A day after Phalang Pracharath won its place as the core party in the next government, two party officials said the lucrative portfolios leading the Commerce, Labor, and Agricultural ministries must be retained for their party – not any of its coalition members.
“Phalang Pracharath Party should have the most important ministries that oversee basic infrastructure and develop the transportation system … and solve problems related to farmers’ crops,” Phalang Pracharath MP Sira Jenraka said at a party meeting today.
Sira said the party needs to maintain control over those ministries to continue policies already laid down by junta chairman Gen. Prayuth Chan-ocha.
“If Phalang Pracharath Party does not manage those ministries which can genuinely connect with the people and work for them, there will be long-term problems,” he said.
Another Phalang Pracharath MP, Anucha Noiwong, also urged Gen. Prayuth to pick a trusted person for the influential position of agriculture minister.
“In order to alleviate the public’s suffering, we need to have someone from our own party take the post of Agriculture Minister,” Anucha told the meeting. “As head of the government, the Prime Minister has the power to decide who is appropriate for the job.”
Phalang Pracharath’s claims over the three ministries – known in media lingo as “Premium Ministries” due to their massive budgets and all-important roles in the administration – rattled some observers because media reports had suggested those posts were promised to partner parties like the Democrats and Bhumjaithai.

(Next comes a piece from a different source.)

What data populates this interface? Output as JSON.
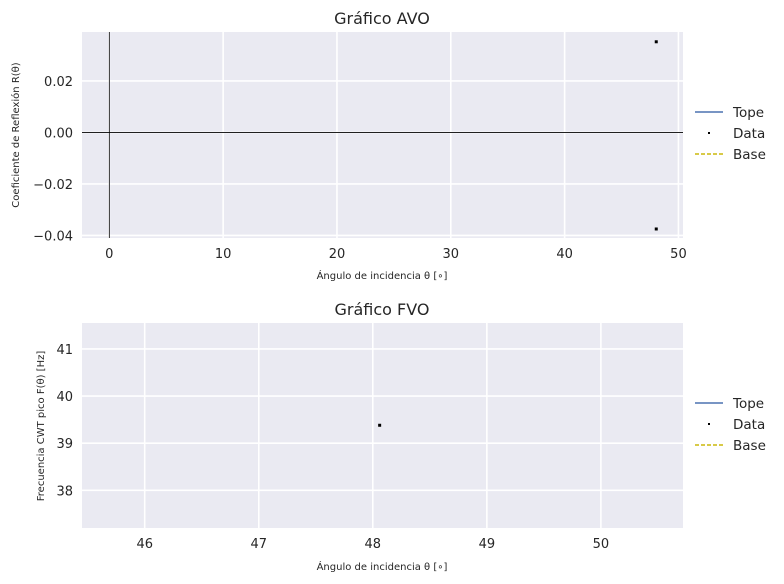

A report on Bright TV yesterday quoted a source as saying that the Democrats and Bhumjaithai were supposed to divide both the three ministerial posts and deputy prime minister roles among themselves, but that the deal has been taken off the table by Phalang Pracharath.
When questioned about the alleged betrayal, Democrat leader Jurin Laksanawisit said it was too early to comment.
“I don’t want to say anything now, because I think everything will go the way we negotiated,” Jurin told reporters.